Given the nature of the research taking place within the building, the servicing is substantial and has therefore been influential on the planning, yet it has not been phenomenally instructive. Yes, it structures the planning but this influence is masked by the rational ease with which it is located. As with most of the building’s occupational clarity, the servicing locates, but does not influence or incite enquiry. The physical and functional elements of the scheme are positioned with pure reason, such that it seems our actions are contained by its competence and any relativism is smoothed over. There is little “experience” in our occupation of its spaces: we may want to be involved, but in a gentle way we are not allowed to. Ralston Saul describes it thus: “What are our expectations [of reason]? What is the mythology surrounding this word … Reason began to separate itself from and outdistance more or less recognized human characteristics – spirit, appetite, faith and emotion, but also intuition, will and, most important, experience … The Age of Reason has turned into the Age of Structure.”2
This building is, to some degree, undone by its own competence. In “solving” the issues of planning and servicing so eloquently as to seem almost obvious, it fits too fully into the “design as problem-solving” category. Ralston Saul laments, “Yet there is no great need for answers. Solutions are the cheapest commodity of our day.”3 I am not suggesting that architects shouldn’t solve problems, but rather that architecture, as the “thoughtful making of spaces,” is not as cut-and-dried as answers and solutions might suggest. A sense of edginess seems an appropriate character and symbol for buildings of this nature. Research involves – in fact, requires – change, exposure, risk, the willingness to be wrong, development, adaptation – characteristics that are constantly in flux. “There should be no need to act as if all decisions were designed to establish certainties,”4 and I sense – and suggest – that this should apply to the architectural experience as well. Research is about change, enquiry and opportunity, yet these run counter to my sense of the stable, reasonable character of this particular building.

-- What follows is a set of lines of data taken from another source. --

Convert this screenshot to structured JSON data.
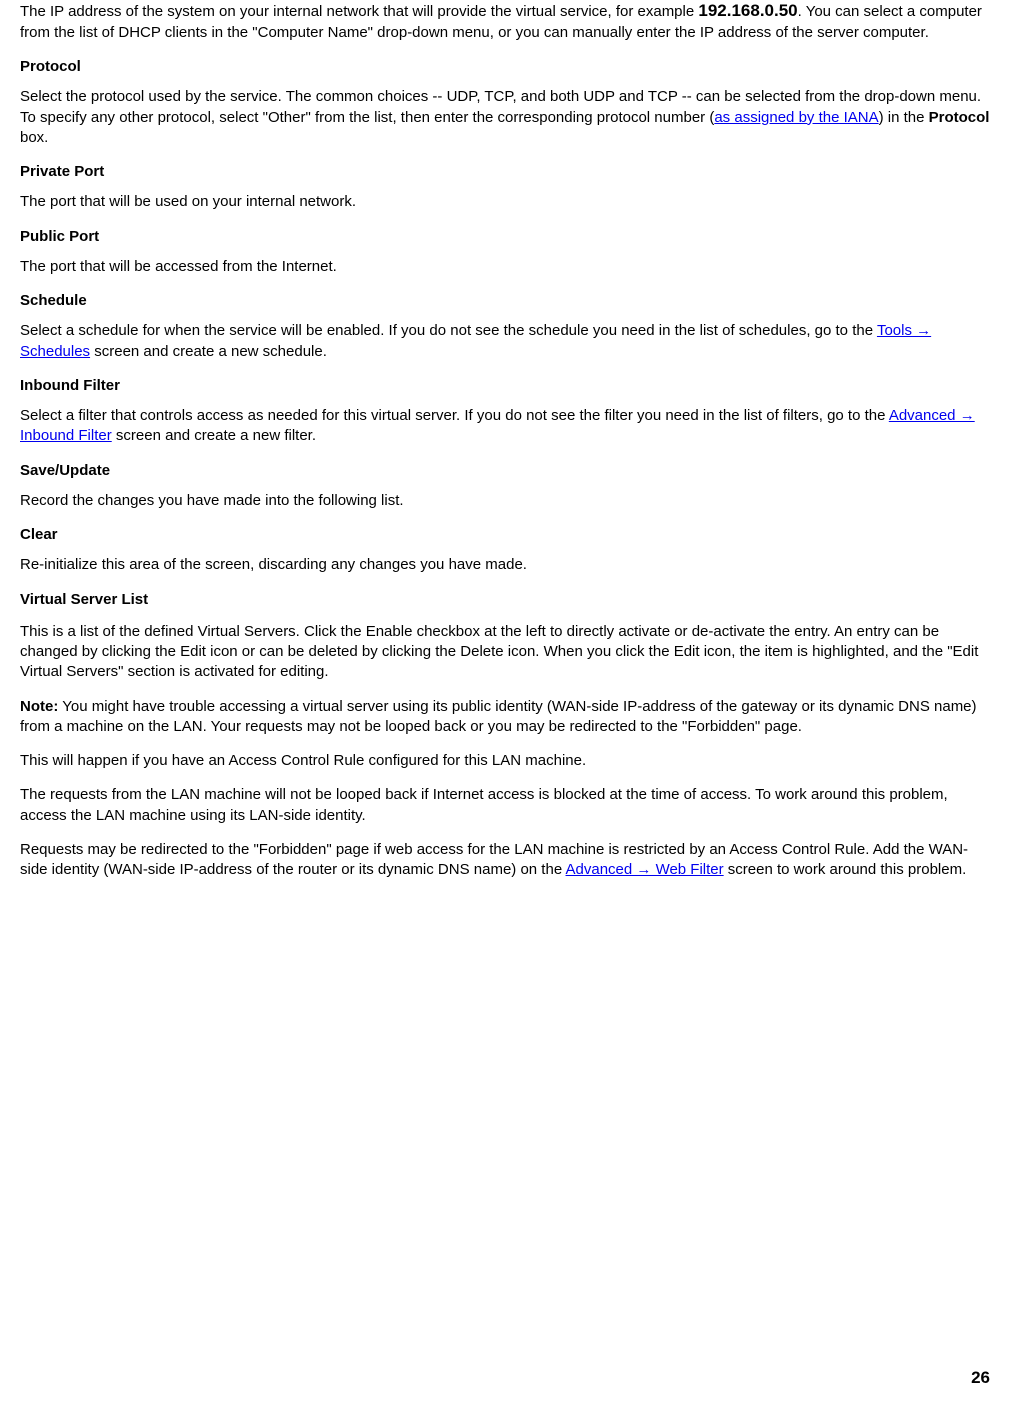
{
  "ipAddress": {
    "desc_a": "The IP address of the system on your internal network that will provide the virtual service, for example ",
    "ip": "192.168.0.50",
    "desc_b": ". You can select a computer from the list of DHCP clients in the \"Computer Name\" drop-down menu, or you can manually enter the IP address of the server computer."
  },
  "protocol": {
    "term": "Protocol",
    "desc_a": "Select the protocol used by the service. The common choices -- UDP, TCP, and both UDP and TCP -- can be selected from the drop-down menu. To specify any other protocol, select \"Other\" from the list, then enter the corresponding protocol number (",
    "link": "as assigned by the IANA",
    "desc_b": ") in the ",
    "bold": "Protocol",
    "desc_c": " box."
  },
  "privatePort": {
    "term": "Private Port",
    "desc": "The port that will be used on your internal network."
  },
  "publicPort": {
    "term": "Public Port",
    "desc": "The port that will be accessed from the Internet."
  },
  "schedule": {
    "term": "Schedule",
    "desc_a": "Select a schedule for when the service will be enabled. If you do not see the schedule you need in the list of schedules, go to the ",
    "link": "Tools → Schedules",
    "desc_b": " screen and create a new schedule."
  },
  "inboundFilter": {
    "term": "Inbound Filter",
    "desc_a": "Select a filter that controls access as needed for this virtual server. If you do not see the filter you need in the list of filters, go to the ",
    "link": "Advanced → Inbound Filter",
    "desc_b": " screen and create a new filter."
  },
  "saveUpdate": {
    "term": "Save/Update",
    "desc": "Record the changes you have made into the following list."
  },
  "clear": {
    "term": "Clear",
    "desc": "Re-initialize this area of the screen, discarding any changes you have made."
  },
  "vsList": {
    "header": "Virtual Server List",
    "desc": "This is a list of the defined Virtual Servers. Click the Enable checkbox at the left to directly activate or de-activate the entry. An entry can be changed by clicking the Edit icon or can be deleted by clicking the Delete icon. When you click the Edit icon, the item is highlighted, and the \"Edit Virtual Servers\" section is activated for editing."
  },
  "note": {
    "label": "Note:",
    "p1": " You might have trouble accessing a virtual server using its public identity (WAN-side IP-address of the gateway or its dynamic DNS name) from a machine on the LAN. Your requests may not be looped back or you may be redirected to the \"Forbidden\" page.",
    "p2": "This will happen if you have an Access Control Rule configured for this LAN machine.",
    "p3": "The requests from the LAN machine will not be looped back if Internet access is blocked at the time of access. To work around this problem, access the LAN machine using its LAN-side identity.",
    "p4_a": "Requests may be redirected to the \"Forbidden\" page if web access for the LAN machine is restricted by an Access Control Rule. Add the WAN-side identity (WAN-side IP-address of the router or its dynamic DNS name) on the ",
    "p4_link": "Advanced → Web Filter",
    "p4_b": " screen to work around this problem."
  },
  "pageNumber": "26"
}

Part of this reasonableness is predictability. It is what we have come to expect, and yet architecture should not merely be about what is expected. We need to be engaged by our environment. We architects, along with our clients, are now producing many highly competent buildings. There is nothing wrong with them and they are certainly not bad buildings, yet their competence does not engage us, and without engagement the user’s presence is not manifest. Do we lack the courage to embody an ongoing sense of enquiry through the spaces we create and through the ways we find ourselves positioned by buildings, spaces and places? Some things need to be counted; they cannot be just “ticked off” as done. I am not arguing for difference or inventiveness for its own sake, but rather the idea that architecture might be propositional.
Note: The Doherty Institute is an unincorporated joint venture partnership between the University of Melbourne and Melbourne Health. The Doherty Institute partners and their affiliates gratefully acknowledge the significant funding assistance provided by the Australian Government’s Education Investment Fund and the Victorian Government.
1. John Ralston Saul, Voltaire’s Bastards: The Dictatorship of Reason in the West (London: Penguin, 1993), 14.
2. John Ralston Saul, Voltaire’s Bastards, 14.
3. John Ralston Saul, Voltaire’s Bastards, 583.
4. John Ralston Saul, Voltaire’s Bastards, 585.